Being a parody of a visitor, I told him I was looking for a dark blue convertible.
LA was smoggy and busy. It was late morning and I was glad to get out of town. As I drove south on the 405 and cleared Camp Pendleton, the sun broke through and the temperature dropped five degrees. Suddenly I saw the appeal.
I turned off the Interstate into Carlsbad and passed a surf woodie on the other side of the street. You know, an old-time station wagon that looks like one of these, only is a real car, with a surfboard on top.
I checked into my hotel in Carlsbad, and thanked the front desk clerk for her help. "Most def," she replied. Really? Did she really just say that? Most definitely.
I hopped into my car, put the top down, and headed to Oceanside to the place some relatives were staying.
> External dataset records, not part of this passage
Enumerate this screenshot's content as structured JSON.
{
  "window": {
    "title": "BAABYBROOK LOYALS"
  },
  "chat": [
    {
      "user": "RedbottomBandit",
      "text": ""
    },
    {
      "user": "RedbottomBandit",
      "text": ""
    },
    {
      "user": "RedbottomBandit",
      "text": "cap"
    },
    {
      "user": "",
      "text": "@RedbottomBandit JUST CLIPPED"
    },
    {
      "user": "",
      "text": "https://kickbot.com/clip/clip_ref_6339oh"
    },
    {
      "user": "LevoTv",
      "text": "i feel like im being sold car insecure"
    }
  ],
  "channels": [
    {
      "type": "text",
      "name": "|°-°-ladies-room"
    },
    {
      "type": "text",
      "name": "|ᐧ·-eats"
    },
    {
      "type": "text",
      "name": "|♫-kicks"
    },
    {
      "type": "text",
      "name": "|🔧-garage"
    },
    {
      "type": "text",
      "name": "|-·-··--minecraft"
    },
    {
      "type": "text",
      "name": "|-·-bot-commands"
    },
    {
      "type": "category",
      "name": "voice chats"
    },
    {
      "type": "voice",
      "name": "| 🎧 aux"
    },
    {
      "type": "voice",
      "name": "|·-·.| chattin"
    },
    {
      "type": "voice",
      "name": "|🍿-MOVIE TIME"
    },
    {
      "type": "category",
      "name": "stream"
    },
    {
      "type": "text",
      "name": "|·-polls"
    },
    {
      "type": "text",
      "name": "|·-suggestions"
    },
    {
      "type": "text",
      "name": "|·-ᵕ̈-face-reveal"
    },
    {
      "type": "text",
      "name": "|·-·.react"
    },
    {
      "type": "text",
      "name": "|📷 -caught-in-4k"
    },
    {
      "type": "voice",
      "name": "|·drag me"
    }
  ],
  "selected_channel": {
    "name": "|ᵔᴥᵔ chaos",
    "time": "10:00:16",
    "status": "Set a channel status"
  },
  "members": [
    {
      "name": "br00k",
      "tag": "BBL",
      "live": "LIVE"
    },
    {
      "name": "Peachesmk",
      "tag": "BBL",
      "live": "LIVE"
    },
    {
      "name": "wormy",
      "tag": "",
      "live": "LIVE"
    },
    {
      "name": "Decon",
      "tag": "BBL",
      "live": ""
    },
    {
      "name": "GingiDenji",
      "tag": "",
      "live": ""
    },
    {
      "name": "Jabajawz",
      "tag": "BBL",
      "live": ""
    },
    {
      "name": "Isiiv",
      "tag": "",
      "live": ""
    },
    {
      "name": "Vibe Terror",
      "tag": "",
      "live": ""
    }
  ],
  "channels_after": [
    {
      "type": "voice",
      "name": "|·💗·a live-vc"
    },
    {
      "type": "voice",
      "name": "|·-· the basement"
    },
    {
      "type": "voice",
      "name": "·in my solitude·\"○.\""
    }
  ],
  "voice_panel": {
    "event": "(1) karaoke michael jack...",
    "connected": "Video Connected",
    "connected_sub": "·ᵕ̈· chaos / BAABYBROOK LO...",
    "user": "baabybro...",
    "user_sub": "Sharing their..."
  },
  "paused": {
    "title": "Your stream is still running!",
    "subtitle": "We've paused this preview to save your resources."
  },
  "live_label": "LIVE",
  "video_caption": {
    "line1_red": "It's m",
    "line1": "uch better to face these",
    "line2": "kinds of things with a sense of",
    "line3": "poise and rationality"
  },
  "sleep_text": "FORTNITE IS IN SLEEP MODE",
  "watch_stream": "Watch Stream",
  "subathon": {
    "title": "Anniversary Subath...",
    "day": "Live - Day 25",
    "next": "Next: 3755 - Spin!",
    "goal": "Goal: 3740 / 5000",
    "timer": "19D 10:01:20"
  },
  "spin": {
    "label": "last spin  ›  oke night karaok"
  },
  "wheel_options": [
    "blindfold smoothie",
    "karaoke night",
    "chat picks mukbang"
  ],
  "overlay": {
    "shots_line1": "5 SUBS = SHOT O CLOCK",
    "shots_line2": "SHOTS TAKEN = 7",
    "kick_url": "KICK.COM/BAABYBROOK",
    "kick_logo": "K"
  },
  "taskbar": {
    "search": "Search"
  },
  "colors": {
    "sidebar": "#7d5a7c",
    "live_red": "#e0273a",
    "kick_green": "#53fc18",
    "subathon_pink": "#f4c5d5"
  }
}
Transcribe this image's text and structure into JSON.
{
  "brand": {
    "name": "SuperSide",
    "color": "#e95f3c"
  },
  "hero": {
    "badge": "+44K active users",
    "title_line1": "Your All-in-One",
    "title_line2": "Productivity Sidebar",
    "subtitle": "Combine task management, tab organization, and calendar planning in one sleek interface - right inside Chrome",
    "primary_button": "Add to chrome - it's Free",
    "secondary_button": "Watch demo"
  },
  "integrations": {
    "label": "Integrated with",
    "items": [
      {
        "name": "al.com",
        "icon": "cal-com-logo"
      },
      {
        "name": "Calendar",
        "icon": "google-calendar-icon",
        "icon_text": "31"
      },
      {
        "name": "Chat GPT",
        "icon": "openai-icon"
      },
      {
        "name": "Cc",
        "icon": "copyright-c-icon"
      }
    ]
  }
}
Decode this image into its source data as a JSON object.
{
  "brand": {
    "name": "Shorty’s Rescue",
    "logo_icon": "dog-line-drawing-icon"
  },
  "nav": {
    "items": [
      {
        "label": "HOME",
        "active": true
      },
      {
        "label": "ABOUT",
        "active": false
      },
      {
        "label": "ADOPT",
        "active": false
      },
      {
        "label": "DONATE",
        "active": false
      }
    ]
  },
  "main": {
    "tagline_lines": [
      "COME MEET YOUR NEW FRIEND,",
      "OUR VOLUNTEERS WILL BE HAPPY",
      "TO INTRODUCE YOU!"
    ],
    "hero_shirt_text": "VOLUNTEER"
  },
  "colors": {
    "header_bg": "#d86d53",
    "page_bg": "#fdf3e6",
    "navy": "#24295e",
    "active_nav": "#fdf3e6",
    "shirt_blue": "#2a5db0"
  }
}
I waited at a stop sign while a lowrider with papa driving and mama and baby in back passed me.
At the next stop sign, I waited while surfers, beefcakes, and scantily-clad babes crossed the street to the beach.
Later that evening, driving back to Carlsbad on the Interstate, The Fast and the Furious passed me in the form of three cars: an orange Porsche 911, a souped-up Toyota Supra, and a neon-carriage-lit Acura Integra. I had to stop my conversation with my cousin, who lives in LA, and ask her if this happened very often.
"What, street racing?" she asked.
"Yes," I answered. "I've never actually seen anything like that."
"No, not very often, but it does happen," she replied. "Once I saw two cars trying to run a third car off the road. I almost called 911, it was so scary."
Indeed, it was kind of scary. But it was also kind of impressive, to see such insane weaving through traffic on such a busy road. Impressive, and stupid.
I drove back to LAX at dawn, almost alone on the road, listening to Hair Nation on SiriusXM satellite radio. I wondered what kind of car I would drive if I lived in LA. It wouldn't be a Prius. It wouldn't be a Hummer. But in keeping with the theme, the top would probably come down.